78      Aux termes de l'article 195 du règlement de procédure, il appartient au Tribunal, lorsqu'il se prononce après annulation et renvoi par la Cour, de statuer sur les dépens relatifs, d'une part, aux procédures engagées devant le Tribunal et, d'autre part, à la procédure de pourvoi devant la Cour.

79      Aux termes de l'article 134, paragraphe 1, du règlement de procédure, toute partie qui succombe est condamnée aux dépens, s'il est conclu en ce sens. En outre, aux termes de l'article 134, paragraphe 2, dudit règlement, si plusieurs parties succombent, le Tribunal décide du partage des dépens.

80      Dans l'arrêt sur pourvoi, la Cour a partiellement annulé l'arrêt initial et réservé les dépens. Il convient donc de statuer, dans le présent arrêt, sur les dépens afférents à la procédure initiale devant le Tribunal, à la procédure de pourvoi devant la Cour et à la présente procédure après renvoi.

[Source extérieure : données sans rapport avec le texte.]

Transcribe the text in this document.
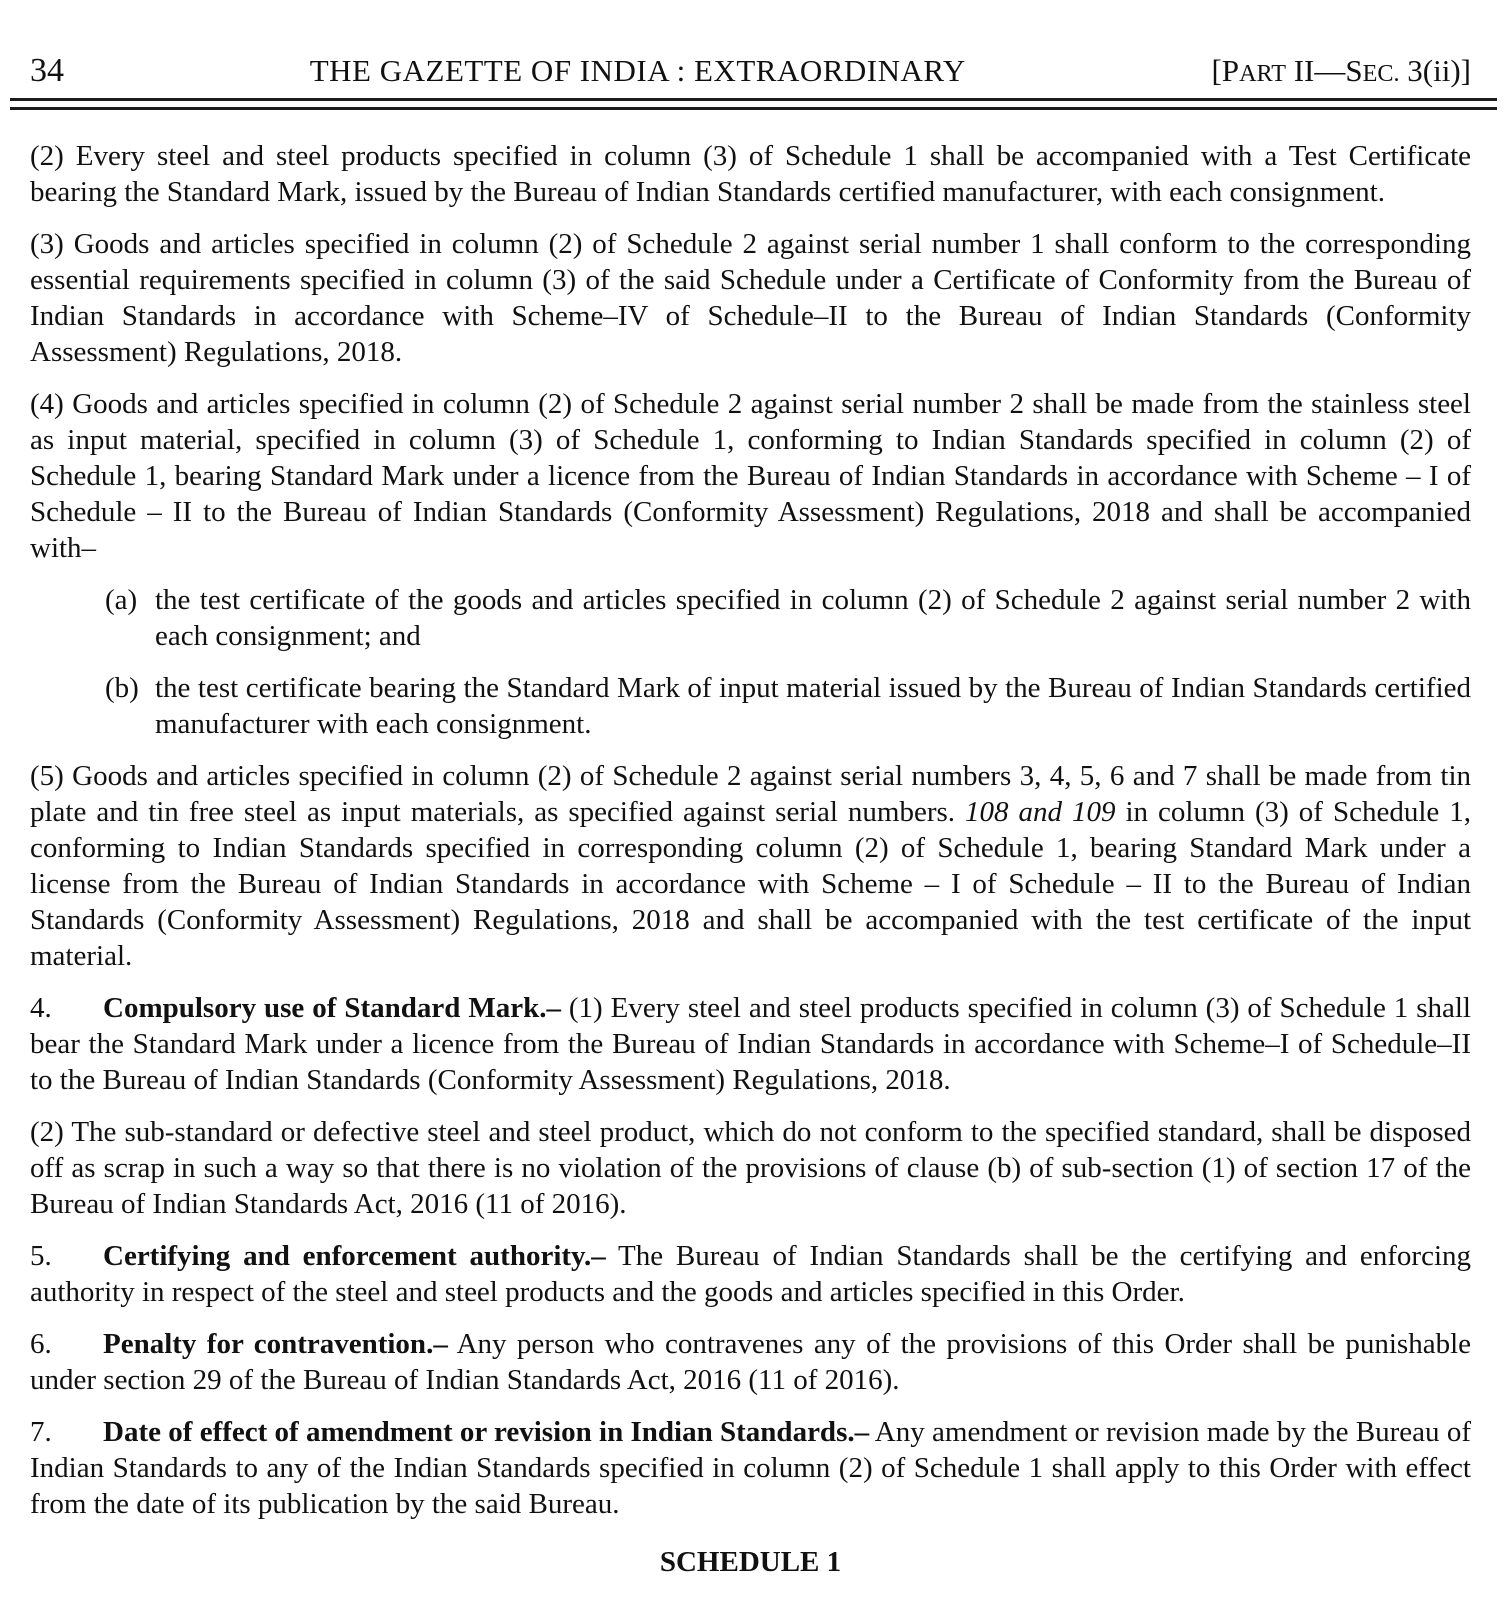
34	THE GAZETTE OF INDIA : EXTRAORDINARY	[PART II—SEC. 3(ii)]

(2) Every steel and steel products specified in column (3) of Schedule 1 shall be accompanied with a Test Certificate bearing the Standard Mark, issued by the Bureau of Indian Standards certified manufacturer, with each consignment.

(3) Goods and articles specified in column (2) of Schedule 2 against serial number 1 shall conform to the corresponding essential requirements specified in column (3) of the said Schedule under a Certificate of Conformity from the Bureau of Indian Standards in accordance with Scheme–IV of Schedule–II to the Bureau of Indian Standards (Conformity Assessment) Regulations, 2018.

(4) Goods and articles specified in column (2) of Schedule 2 against serial number 2 shall be made from the stainless steel as input material, specified in column (3) of Schedule 1, conforming to Indian Standards specified in column (2) of Schedule 1, bearing Standard Mark under a licence from the Bureau of Indian Standards in accordance with Scheme – I of Schedule – II to the Bureau of Indian Standards (Conformity Assessment) Regulations, 2018 and shall be accompanied with–

(a) the test certificate of the goods and articles specified in column (2) of Schedule 2 against serial number 2 with each consignment; and
(b) the test certificate bearing the Standard Mark of input material issued by the Bureau of Indian Standards certified manufacturer with each consignment.

(5) Goods and articles specified in column (2) of Schedule 2 against serial numbers 3, 4, 5, 6 and 7 shall be made from tin plate and tin free steel as input materials, as specified against serial numbers. 108 and 109 in column (3) of Schedule 1, conforming to Indian Standards specified in corresponding column (2) of Schedule 1, bearing Standard Mark under a license from the Bureau of Indian Standards in accordance with Scheme – I of Schedule – II to the Bureau of Indian Standards (Conformity Assessment) Regulations, 2018 and shall be accompanied with the test certificate of the input material.

4. Compulsory use of Standard Mark.– (1) Every steel and steel products specified in column (3) of Schedule 1 shall bear the Standard Mark under a licence from the Bureau of Indian Standards in accordance with Scheme–I of Schedule–II to the Bureau of Indian Standards (Conformity Assessment) Regulations, 2018.

(2) The sub-standard or defective steel and steel product, which do not conform to the specified standard, shall be disposed off as scrap in such a way so that there is no violation of the provisions of clause (b) of sub-section (1) of section 17 of the Bureau of Indian Standards Act, 2016 (11 of 2016).

5. Certifying and enforcement authority.– The Bureau of Indian Standards shall be the certifying and enforcing authority in respect of the steel and steel products and the goods and articles specified in this Order.

6. Penalty for contravention.– Any person who contravenes any of the provisions of this Order shall be punishable under section 29 of the Bureau of Indian Standards Act, 2016 (11 of 2016).

7. Date of effect of amendment or revision in Indian Standards.– Any amendment or revision made by the Bureau of Indian Standards to any of the Indian Standards specified in column (2) of Schedule 1 shall apply to this Order with effect from the date of its publication by the said Bureau.

SCHEDULE 1
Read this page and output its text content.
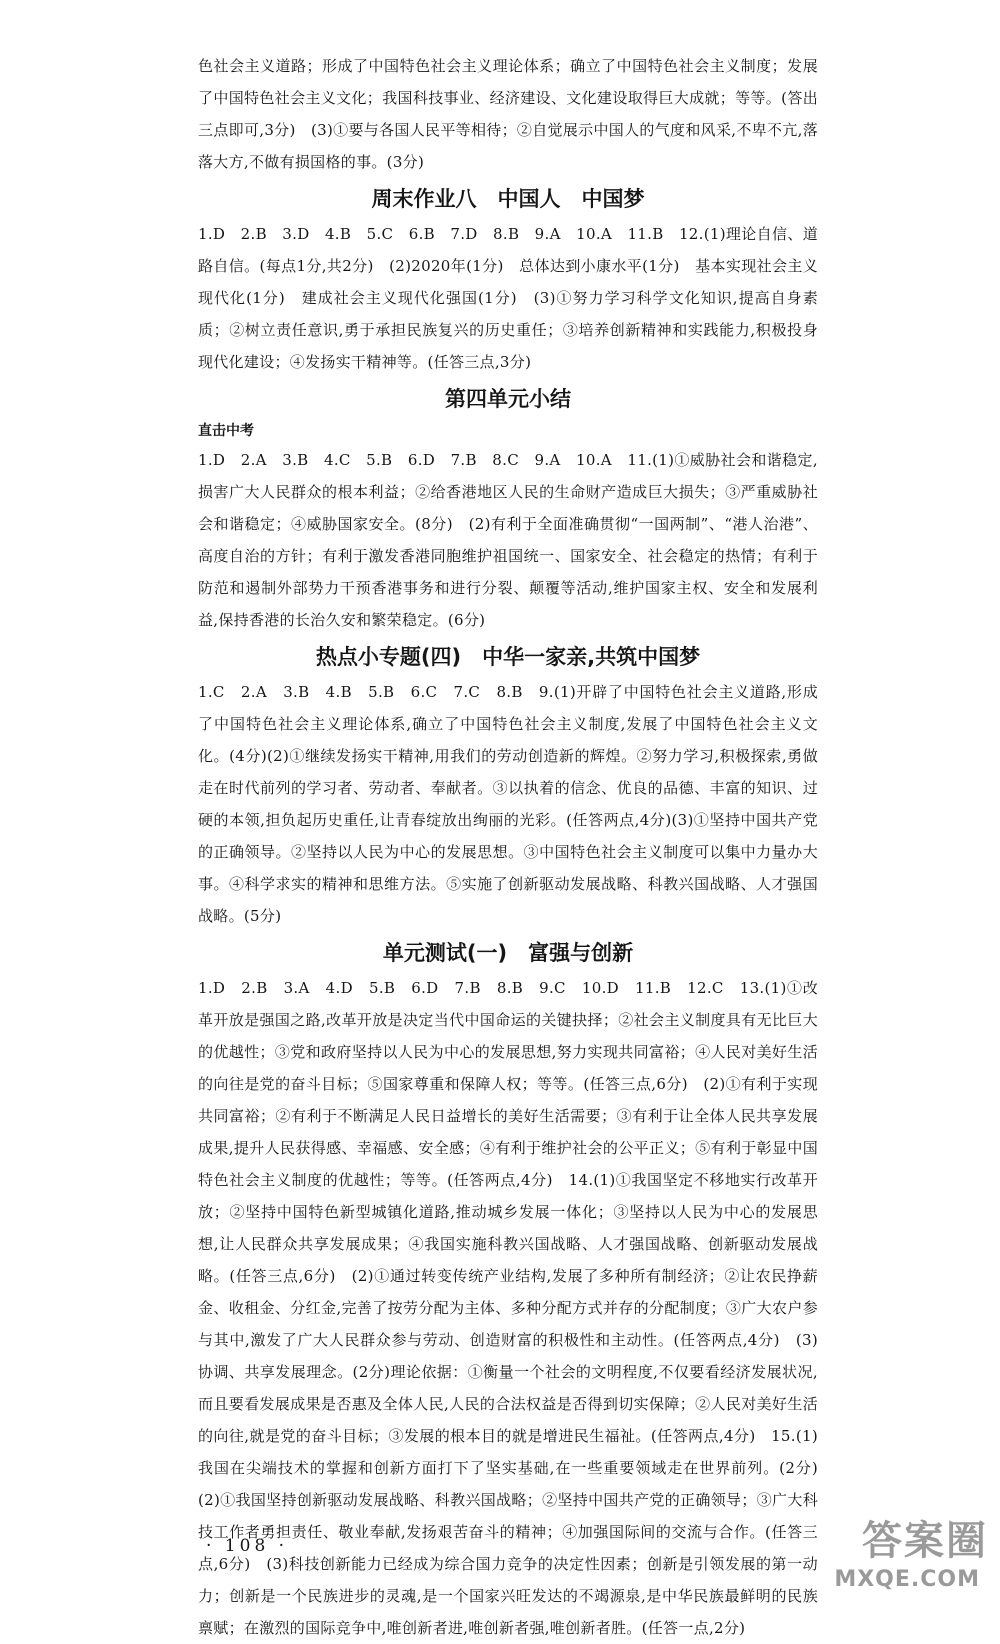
色社会主义道路；形成了中国特色社会主义理论体系；确立了中国特色社会主义制度；发展了中国特色社会主义文化；我国科技事业、经济建设、文化建设取得巨大成就；等等。(答出三点即可,3分)　(3)①要与各国人民平等相待；②自觉展示中国人的气度和风采,不卑不亢,落落大方,不做有损国格的事。(3分)

周末作业八　中国人　中国梦

1.D　2.B　3.D　4.B　5.C　6.B　7.D　8.B　9.A　10.A　11.B　12.(1)理论自信、道路自信。(每点1分,共2分)　(2)2020年(1分)　总体达到小康水平(1分)　基本实现社会主义现代化(1分)　建成社会主义现代化强国(1分)　(3)①努力学习科学文化知识,提高自身素质；②树立责任意识,勇于承担民族复兴的历史重任；③培养创新精神和实践能力,积极投身现代化建设；④发扬实干精神等。(任答三点,3分)

第四单元小结

直击中考

1.D　2.A　3.B　4.C　5.B　6.D　7.B　8.C　9.A　10.A　11.(1)①威胁社会和谐稳定,损害广大人民群众的根本利益；②给香港地区人民的生命财产造成巨大损失；③严重威胁社会和谐稳定；④威胁国家安全。(8分)　(2)有利于全面准确贯彻“一国两制”、“港人治港”、高度自治的方针；有利于激发香港同胞维护祖国统一、国家安全、社会稳定的热情；有利于防范和遏制外部势力干预香港事务和进行分裂、颠覆等活动,维护国家主权、安全和发展利益,保持香港的长治久安和繁荣稳定。(6分)

热点小专题(四)　中华一家亲,共筑中国梦

1.C　2.A　3.B　4.B　5.B　6.C　7.C　8.B　9.(1)开辟了中国特色社会主义道路,形成了中国特色社会主义理论体系,确立了中国特色社会主义制度,发展了中国特色社会主义文化。(4分)(2)①继续发扬实干精神,用我们的劳动创造新的辉煌。②努力学习,积极探索,勇做走在时代前列的学习者、劳动者、奉献者。③以执着的信念、优良的品德、丰富的知识、过硬的本领,担负起历史重任,让青春绽放出绚丽的光彩。(任答两点,4分)(3)①坚持中国共产党的正确领导。②坚持以人民为中心的发展思想。③中国特色社会主义制度可以集中力量办大事。④科学求实的精神和思维方法。⑤实施了创新驱动发展战略、科教兴国战略、人才强国战略。(5分)

单元测试(一)　富强与创新

1.D　2.B　3.A　4.D　5.B　6.D　7.B　8.B　9.C　10.D　11.B　12.C　13.(1)①改革开放是强国之路,改革开放是决定当代中国命运的关键抉择；②社会主义制度具有无比巨大的优越性；③党和政府坚持以人民为中心的发展思想,努力实现共同富裕；④人民对美好生活的向往是党的奋斗目标；⑤国家尊重和保障人权；等等。(任答三点,6分)　(2)①有利于实现共同富裕；②有利于不断满足人民日益增长的美好生活需要；③有利于让全体人民共享发展成果,提升人民获得感、幸福感、安全感；④有利于维护社会的公平正义；⑤有利于彰显中国特色社会主义制度的优越性；等等。(任答两点,4分)　14.(1)①我国坚定不移地实行改革开放；②坚持中国特色新型城镇化道路,推动城乡发展一体化；③坚持以人民为中心的发展思想,让人民群众共享发展成果；④我国实施科教兴国战略、人才强国战略、创新驱动发展战略。(任答三点,6分)　(2)①通过转变传统产业结构,发展了多种所有制经济；②让农民挣薪金、收租金、分红金,完善了按劳分配为主体、多种分配方式并存的分配制度；③广大农户参与其中,激发了广大人民群众参与劳动、创造财富的积极性和主动性。(任答两点,4分)　(3)协调、共享发展理念。(2分)理论依据：①衡量一个社会的文明程度,不仅要看经济发展状况,而且要看发展成果是否惠及全体人民,人民的合法权益是否得到切实保障；②人民对美好生活的向往,就是党的奋斗目标；③发展的根本目的就是增进民生福祉。(任答两点,4分)　15.(1)我国在尖端技术的掌握和创新方面打下了坚实基础,在一些重要领域走在世界前列。(2分)　(2)①我国坚持创新驱动发展战略、科教兴国战略；②坚持中国共产党的正确领导；③广大科技工作者勇担责任、敬业奉献,发扬艰苦奋斗的精神；④加强国际间的交流与合作。(任答三点,6分)　(3)科技创新能力已经成为综合国力竞争的决定性因素；创新是引领发展的第一动力；创新是一个民族进步的灵魂,是一个国家兴旺发达的不竭源泉,是中华民族最鲜明的民族禀赋；在激烈的国际竞争中,唯创新者进,唯创新者强,唯创新者胜。(任答一点,2分)

· 108 ·	答案圈
MXQE.COM
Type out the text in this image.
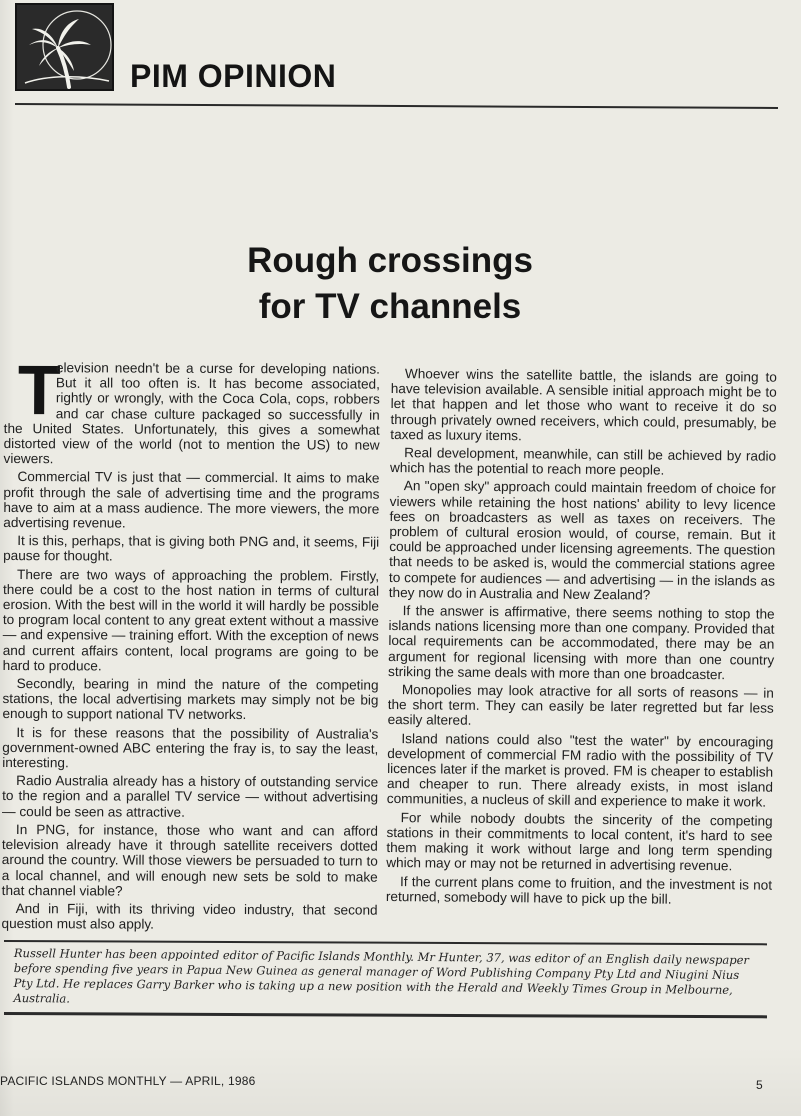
PIM OPINION
Rough crossings
for TV channels

T
elevision needn't be a curse for developing nations. But it all too often is. It has become associated, rightly or wrongly, with the Coca Cola, cops, robbers and car chase culture packaged so successfully in the United States. Unfortunately, this gives a somewhat distorted view of the world (not to mention the US) to new viewers.

Commercial TV is just that — commercial. It aims to make profit through the sale of advertising time and the programs have to aim at a mass audience. The more viewers, the more advertising revenue.

It is this, perhaps, that is giving both PNG and, it seems, Fiji pause for thought.

There are two ways of approaching the problem. Firstly, there could be a cost to the host nation in terms of cultural erosion. With the best will in the world it will hardly be possible to program local content to any great extent without a massive — and expensive — training effort. With the exception of news and current affairs content, local programs are going to be hard to produce.

Secondly, bearing in mind the nature of the competing stations, the local advertising markets may simply not be big enough to support national TV networks.

It is for these reasons that the possibility of Australia's government-owned ABC entering the fray is, to say the least, interesting.

Radio Australia already has a history of outstanding service to the region and a parallel TV service — without advertising — could be seen as attractive.

In PNG, for instance, those who want and can afford television already have it through satellite receivers dotted around the country. Will those viewers be persuaded to turn to a local channel, and will enough new sets be sold to make that channel viable?

And in Fiji, with its thriving video industry, that second question must also apply.

Whoever wins the satellite battle, the islands are going to have television available. A sensible initial approach might be to let that happen and let those who want to receive it do so through privately owned receivers, which could, presumably, be taxed as luxury items.

Real development, meanwhile, can still be achieved by radio which has the potential to reach more people.

An "open sky" approach could maintain freedom of choice for viewers while retaining the host nations' ability to levy licence fees on broadcasters as well as taxes on receivers. The problem of cultural erosion would, of course, remain. But it could be approached under licensing agreements. The question that needs to be asked is, would the commercial stations agree to compete for audiences — and advertising — in the islands as they now do in Australia and New Zealand?

If the answer is affirmative, there seems nothing to stop the islands nations licensing more than one company. Provided that local requirements can be accommodated, there may be an argument for regional licensing with more than one country striking the same deals with more than one broadcaster.

Monopolies may look atractive for all sorts of reasons — in the short term. They can easily be later regretted but far less easily altered.

Island nations could also "test the water" by encouraging development of commercial FM radio with the possibility of TV licences later if the market is proved. FM is cheaper to establish and cheaper to run. There already exists, in most island communities, a nucleus of skill and experience to make it work.

For while nobody doubts the sincerity of the competing stations in their commitments to local content, it's hard to see them making it work without large and long term spending which may or may not be returned in advertising revenue.

If the current plans come to fruition, and the investment is not returned, somebody will have to pick up the bill.

Russell Hunter has been appointed editor of Pacific Islands Monthly. Mr Hunter, 37, was editor of an English daily newspaper before spending five years in Papua New Guinea as general manager of Word Publishing Company Pty Ltd and Niugini Nius Pty Ltd. He replaces Garry Barker who is taking up a new position with the Herald and Weekly Times Group in Melbourne, Australia.

PACIFIC ISLANDS MONTHLY — APRIL, 1986	5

81      Certes, la requérante a succombé dans l'arrêt initial et a partiellement succombé dans l'arrêt sur pourvoi. Toutefois, eu égard aux motifs du présent arrêt, force est de constater que le Cedefop aurait dû, dès l'arrêt initial, succomber s'agissant des conclusions en annulation et succomber partiellement s'agissant des conclusions en indemnisation. Partant, ayant succombé pour l'essentiel, il y a lieu de condamner le Cedefop à supporter ses propres dépens ainsi que ceux de la requérante afférents aux procédures engagées devant le Tribunal et à la procédure de pourvoi devant la Cour, conformément aux conclusions de la requérante.

Par ces motifs,

LE TRIBUNAL (quatrième chambre)

déclare et arrête :

1)      La décision du Centre européen pour le développement de la formation professionnelle (Cedefop) du 3 juillet 2019 rejetant une demande d'indemnisation de préjudices que Mme Helene Hamers aurait subis est annulée.

2)      Le Cedefop est condamné à verser à Mme Hamers la somme de 5 000 euros en réparation du préjudice moral subi.

3)      Le recours est rejeté pour le surplus.

4)      Le Cedefop est condamné aux dépens afférents aux procédures devant le Tribunal et devant la Cour.

da Silva Passos

Półtorak

Reine

Ainsi prononcé en audience publique à Luxembourg, le 7 mai 2025.

Signatures


*      Langue de procédure : le grec.